Ne paralel devleti?, bu düpedüz salt gücün ayakta tuttuğu bir devlet. İçine kim sızmış? Daha doğrusu neymiş de, içine sızanlar onu bozmuş? Ama durun! Şimdi yepyeni bir hikayemiz var; mevcut iktidar geçmişte cevapsız kalmış tüm soruları bizim adımıza cevaplıyor; ‘ne yaptıysa cemaat yaptı’ diyor, inanmamızı bekliyor. Madem ki, Kürt meselesi demokratikleşmenin en temel konusu; bu kez veya bir kez daha, onu rehine alıyor; ‘Kürt meselesini çözecektim, küresel güçler ve onların yerli işbirlikçisi cemaat beni hedef aldı, desteklemeye devam edin, yoksa o çözüm de tehlikeye girer’ diyor. Nasılsa, Oslo sürecinden bu yana çözüm sürecine terslenen cemaatin bu konudaki sicili belli. Demokrasi ve Kürt barışı özlemlerimizi bir kez daha rehin almak için bulunmuş çok güzel bir mazeret. Ama bu kez, içinde bolca küresel komplo bulunan ve gittikçe daha fazla eski statükonun kafasına uygun bir senaryo üzerinden demokrasi adına iktidara sahip çıkmamız bekleniyor.
Sevgili Kürt kardeşlerimiz bile bizi, bu mücadelede onları desteklemeye çağırıyor. Gerçi, ‘çare otoriterleşme değil, daha fazla demokratikleşme gelin birlikte iktidarı buna zorlayalım’ diyorlar. Ben kendi adıma, böylesi bir çare varsa, elimden geleni yapmak isterim, ama sahi ne yapmam gerekiyor?
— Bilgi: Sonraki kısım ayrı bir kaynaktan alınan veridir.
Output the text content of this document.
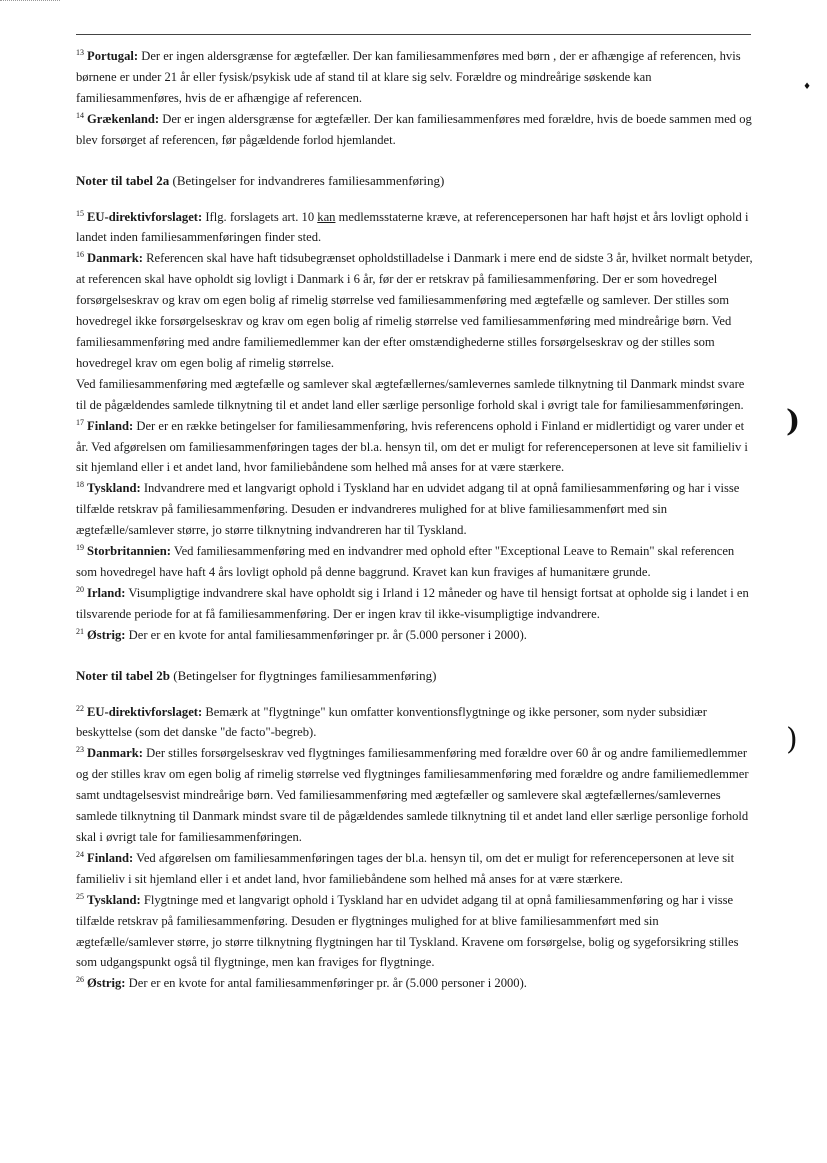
♦
)
)

$^{13}$ Portugal: Der er ingen aldersgrænse for ægtefæller. Der kan familiesammenføres med børn , der er afhængige af referencen, hvis børnene er under 21 år eller fysisk/psykisk ude af stand til at klare sig selv. Forældre og mindreårige søskende kan familiesammenføres, hvis de er afhængige af referencen.

$^{14}$ Grækenland: Der er ingen aldersgrænse for ægtefæller. Der kan familiesammenføres med forældre, hvis de boede sammen med og blev forsørget af referencen, før pågældende forlod hjemlandet.

Noter til tabel 2a (Betingelser for indvandreres familiesammenføring)

$^{15}$ EU-direktivforslaget: Iflg. forslagets art. 10 kan medlemsstaterne kræve, at referencepersonen har haft højst et års lovligt ophold i landet inden familiesammenføringen finder sted.

$^{16}$ Danmark: Referencen skal have haft tidsubegrænset opholdstilladelse i Danmark i mere end de sidste 3 år, hvilket normalt betyder, at referencen skal have opholdt sig lovligt i Danmark i 6 år, før der er retskrav på familiesammenføring. Der er som hovedregel forsørgelseskrav og krav om egen bolig af rimelig størrelse ved familiesammenføring med ægtefælle og samlever. Der stilles som hovedregel ikke forsørgelseskrav og krav om egen bolig af rimelig størrelse ved familiesammenføring med mindreårige børn. Ved familiesammenføring med andre familiemedlemmer kan der efter omstændighederne stilles forsørgelseskrav og der stilles som hovedregel krav om egen bolig af rimelig størrelse.

Ved familiesammenføring med ægtefælle og samlever skal ægtefællernes/samlevernes samlede tilknytning til Danmark mindst svare til de pågældendes samlede tilknytning til et andet land eller særlige personlige forhold skal i øvrigt tale for familiesammenføringen.

$^{17}$ Finland: Der er en række betingelser for familiesammenføring, hvis referencens ophold i Finland er midlertidigt og varer under et år. Ved afgørelsen om familiesammenføringen tages der bl.a. hensyn til, om det er muligt for referencepersonen at leve sit familieliv i sit hjemland eller i et andet land, hvor familiebåndene som helhed må anses for at være stærkere.

$^{18}$ Tyskland: Indvandrere med et langvarigt ophold i Tyskland har en udvidet adgang til at opnå familiesammenføring og har i visse tilfælde retskrav på familiesammenføring. Desuden er indvandreres mulighed for at blive familiesammenført med sin ægtefælle/samlever større, jo større tilknytning indvandreren har til Tyskland.

$^{19}$ Storbritannien: Ved familiesammenføring med en indvandrer med ophold efter "Exceptional Leave to Remain" skal referencen som hovedregel have haft 4 års lovligt ophold på denne baggrund. Kravet kan kun fraviges af humanitære grunde.

$^{20}$ Irland: Visumpligtige indvandrere skal have opholdt sig i Irland i 12 måneder og have til hensigt fortsat at opholde sig i landet i en tilsvarende periode for at få familiesammenføring. Der er ingen krav til ikke-visumpligtige indvandrere.

$^{21}$ Østrig: Der er en kvote for antal familiesammenføringer pr. år (5.000 personer i 2000).

Noter til tabel 2b (Betingelser for flygtninges familiesammenføring)

$^{22}$ EU-direktivforslaget: Bemærk at "flygtninge" kun omfatter konventionsflygtninge og ikke personer, som nyder subsidiær beskyttelse (som det danske "de facto"-begreb).

$^{23}$ Danmark: Der stilles forsørgelseskrav ved flygtninges familiesammenføring med forældre over 60 år og andre familiemedlemmer og der stilles krav om egen bolig af rimelig størrelse ved flygtninges familiesammenføring med forældre og andre familiemedlemmer samt undtagelsesvist mindreårige børn. Ved familiesammenføring med ægtefæller og samlevere skal ægtefællernes/samlevernes samlede tilknytning til Danmark mindst svare til de pågældendes samlede tilknytning til et andet land eller særlige personlige forhold skal i øvrigt tale for familiesammenføringen.

$^{24}$ Finland: Ved afgørelsen om familiesammenføringen tages der bl.a. hensyn til, om det er muligt for referencepersonen at leve sit familieliv i sit hjemland eller i et andet land, hvor familiebåndene som helhed må anses for at være stærkere.

$^{25}$ Tyskland: Flygtninge med et langvarigt ophold i Tyskland har en udvidet adgang til at opnå familiesammenføring og har i visse tilfælde retskrav på familiesammenføring. Desuden er flygtninges mulighed for at blive familiesammenført med sin ægtefælle/samlever større, jo større tilknytning flygtningen har til Tyskland. Kravene om forsørgelse, bolig og sygeforsikring stilles som udgangspunkt også til flygtninge, men kan fraviges for flygtninge.

$^{26}$ Østrig: Der er en kvote for antal familiesammenføringer pr. år (5.000 personer i 2000).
Birisi izah ederse iyi olur, ama o izahta lütfen ‘İsrail lobisi, Ermeni ve Rum milliyetçileri’, ‘Londra, Chicago merkezli sermaye grupları’ vs. olmasın. Zamanında ‘AK partisi ABD’nin bir oyunu’, ‘ABD’ye gidip, Yahudi lobileri ile görüşüyorlar’ diyenlere kulak asmadım. Küresel güç ilişkilerini de, küresel siyasetin karanlık yanlarını da hesaba katmak lazım, küresel çapta bu sorgulamayı yapan onca insan var, mesele o değil, mesele siyasetin yerine sığ komploculuğu koymak.
Aklı başında kimse Kürtere ‘yangına benzin dökün’ demez, çatışmacı siyasete dönüş özlemi duymaz, çözüm sürecini koruma gayretlerine karşı anlayışsızlık edemez. Daha doğrusu, Kürt siyasetinin muhatabı öyleleri olamaz. Peki, muhatap hep Kürt barışından yana olan bizlersek, bizi zan altında bırakmak neyin nesi?